A Century of Turbulent Cascades and the Emergence of Multifractal Operators

Abstract A century of cascades and three decades of multifractals have built up a truly interdisciplinary framework that has enabled a new approach and understanding of nonlinear phenomena, in particular, in geophysics. Nevertheless, there seems to be a profound gap between the potentials of multifractals and their actual use. For instance, it seems ironic that multifractals have been mostly restricted to scalar‐valued fields, whereas cascades were first invoked for the wind velocity. We argue that this requires to proceed to new developments of the multifractal formalism and to the emergence of multifractal operators. This paper therefore aims to first simplify the introduction to the most recent developments based on the analysis and generation of multifractal fields with the help of the group property of the responses of a nonlinear system to a scale change.
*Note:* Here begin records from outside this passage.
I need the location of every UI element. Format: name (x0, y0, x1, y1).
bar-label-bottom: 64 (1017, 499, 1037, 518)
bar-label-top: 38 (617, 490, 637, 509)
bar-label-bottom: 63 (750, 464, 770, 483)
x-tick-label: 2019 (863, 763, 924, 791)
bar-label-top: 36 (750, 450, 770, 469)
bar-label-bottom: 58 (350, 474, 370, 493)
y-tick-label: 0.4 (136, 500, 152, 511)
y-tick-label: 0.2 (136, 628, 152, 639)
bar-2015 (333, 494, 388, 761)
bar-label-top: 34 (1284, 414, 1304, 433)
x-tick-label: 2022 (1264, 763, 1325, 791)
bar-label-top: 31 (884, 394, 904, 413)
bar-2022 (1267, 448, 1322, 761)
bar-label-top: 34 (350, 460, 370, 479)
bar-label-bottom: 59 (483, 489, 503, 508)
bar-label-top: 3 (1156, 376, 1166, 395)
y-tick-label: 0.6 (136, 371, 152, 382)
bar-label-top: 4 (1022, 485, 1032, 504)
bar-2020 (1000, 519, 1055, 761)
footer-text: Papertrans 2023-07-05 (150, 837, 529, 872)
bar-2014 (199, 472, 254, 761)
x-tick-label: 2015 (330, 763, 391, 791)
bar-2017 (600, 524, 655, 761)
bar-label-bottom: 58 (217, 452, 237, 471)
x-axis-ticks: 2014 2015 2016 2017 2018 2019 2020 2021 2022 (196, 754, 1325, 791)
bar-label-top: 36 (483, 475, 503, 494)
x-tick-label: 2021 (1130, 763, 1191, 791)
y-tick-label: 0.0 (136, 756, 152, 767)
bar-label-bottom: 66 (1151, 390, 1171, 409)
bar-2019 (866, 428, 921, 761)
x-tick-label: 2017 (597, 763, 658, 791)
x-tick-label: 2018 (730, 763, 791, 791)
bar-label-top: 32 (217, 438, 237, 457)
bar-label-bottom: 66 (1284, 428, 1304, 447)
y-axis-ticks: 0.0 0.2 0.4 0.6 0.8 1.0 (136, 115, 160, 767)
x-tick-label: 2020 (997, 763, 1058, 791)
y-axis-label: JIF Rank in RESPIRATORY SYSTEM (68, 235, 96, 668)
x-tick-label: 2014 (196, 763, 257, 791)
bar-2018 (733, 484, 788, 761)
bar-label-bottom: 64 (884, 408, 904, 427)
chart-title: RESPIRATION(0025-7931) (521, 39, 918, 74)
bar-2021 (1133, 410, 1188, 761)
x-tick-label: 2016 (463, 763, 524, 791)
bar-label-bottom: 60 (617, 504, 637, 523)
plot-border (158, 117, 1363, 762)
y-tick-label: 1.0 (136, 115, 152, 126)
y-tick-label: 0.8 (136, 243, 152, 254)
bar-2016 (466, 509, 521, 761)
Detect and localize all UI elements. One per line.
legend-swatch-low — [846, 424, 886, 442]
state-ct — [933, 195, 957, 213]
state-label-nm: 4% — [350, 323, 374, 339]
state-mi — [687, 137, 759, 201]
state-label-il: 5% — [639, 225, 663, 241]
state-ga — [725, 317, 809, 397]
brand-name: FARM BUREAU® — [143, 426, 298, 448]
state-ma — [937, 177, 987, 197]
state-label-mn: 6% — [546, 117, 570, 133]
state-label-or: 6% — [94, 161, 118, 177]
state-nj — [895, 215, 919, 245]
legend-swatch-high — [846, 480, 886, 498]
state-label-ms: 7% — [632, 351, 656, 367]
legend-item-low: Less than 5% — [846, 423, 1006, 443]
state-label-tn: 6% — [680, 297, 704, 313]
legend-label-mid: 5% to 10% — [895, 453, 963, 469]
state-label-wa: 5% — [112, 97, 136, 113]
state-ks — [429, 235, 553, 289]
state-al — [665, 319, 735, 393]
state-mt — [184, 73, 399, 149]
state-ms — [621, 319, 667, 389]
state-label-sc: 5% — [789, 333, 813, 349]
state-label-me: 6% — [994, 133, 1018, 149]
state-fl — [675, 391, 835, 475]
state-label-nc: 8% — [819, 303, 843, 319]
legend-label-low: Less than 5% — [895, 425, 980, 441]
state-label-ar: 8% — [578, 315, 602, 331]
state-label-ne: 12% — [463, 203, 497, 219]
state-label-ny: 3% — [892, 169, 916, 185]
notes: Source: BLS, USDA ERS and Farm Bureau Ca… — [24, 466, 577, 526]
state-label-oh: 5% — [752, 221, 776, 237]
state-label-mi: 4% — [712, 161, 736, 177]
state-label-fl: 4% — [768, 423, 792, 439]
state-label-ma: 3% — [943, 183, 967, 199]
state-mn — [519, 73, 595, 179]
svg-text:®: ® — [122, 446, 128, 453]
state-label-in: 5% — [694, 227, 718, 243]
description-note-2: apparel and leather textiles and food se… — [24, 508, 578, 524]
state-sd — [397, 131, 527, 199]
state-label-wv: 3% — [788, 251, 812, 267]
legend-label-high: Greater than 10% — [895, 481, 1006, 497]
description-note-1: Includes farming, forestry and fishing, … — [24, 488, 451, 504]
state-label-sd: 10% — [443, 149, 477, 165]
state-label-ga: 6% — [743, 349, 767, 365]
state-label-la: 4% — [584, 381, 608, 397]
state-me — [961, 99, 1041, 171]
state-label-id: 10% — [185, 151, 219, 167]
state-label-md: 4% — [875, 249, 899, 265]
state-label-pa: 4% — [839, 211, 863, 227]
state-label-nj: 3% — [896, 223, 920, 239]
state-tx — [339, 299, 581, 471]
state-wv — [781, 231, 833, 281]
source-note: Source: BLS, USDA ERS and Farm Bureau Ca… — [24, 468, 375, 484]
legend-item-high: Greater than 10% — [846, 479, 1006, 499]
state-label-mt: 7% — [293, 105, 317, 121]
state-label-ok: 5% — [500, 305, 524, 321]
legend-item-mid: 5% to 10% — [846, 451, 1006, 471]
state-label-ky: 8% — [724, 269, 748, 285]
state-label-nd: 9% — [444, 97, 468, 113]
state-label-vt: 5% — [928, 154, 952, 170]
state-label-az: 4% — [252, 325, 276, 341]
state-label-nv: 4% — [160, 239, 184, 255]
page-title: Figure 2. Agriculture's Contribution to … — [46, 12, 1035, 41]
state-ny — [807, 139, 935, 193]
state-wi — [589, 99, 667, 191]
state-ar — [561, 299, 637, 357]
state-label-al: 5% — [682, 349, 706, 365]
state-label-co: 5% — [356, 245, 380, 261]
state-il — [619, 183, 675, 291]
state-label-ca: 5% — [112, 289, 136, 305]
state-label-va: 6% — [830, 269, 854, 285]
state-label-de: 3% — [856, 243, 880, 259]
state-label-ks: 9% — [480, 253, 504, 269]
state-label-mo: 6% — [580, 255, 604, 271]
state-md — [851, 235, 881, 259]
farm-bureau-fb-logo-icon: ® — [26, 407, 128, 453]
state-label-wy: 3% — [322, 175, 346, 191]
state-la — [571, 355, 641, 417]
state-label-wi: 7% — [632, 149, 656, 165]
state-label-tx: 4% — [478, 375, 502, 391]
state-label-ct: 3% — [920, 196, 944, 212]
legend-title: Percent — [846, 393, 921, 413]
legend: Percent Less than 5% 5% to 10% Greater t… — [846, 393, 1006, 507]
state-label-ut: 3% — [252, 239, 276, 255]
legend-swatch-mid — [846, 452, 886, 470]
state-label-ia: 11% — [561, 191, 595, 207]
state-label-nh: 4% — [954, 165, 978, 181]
The generators of the multifractal operators are introduced with the help of symmetries as simple and basic as orthogonal rotations and mirror symmetries. This leads in a rather straightforward manner to the large class of Gauss–Clifford and Lévy–Clifford generators that combine a number of seductive properties, including universal statistical and robust algebraic properties. At the same time, we obtain new results on the entanglement of spherical and hyperbolic geometries, as well as on the existence of finite statistics of these cascades.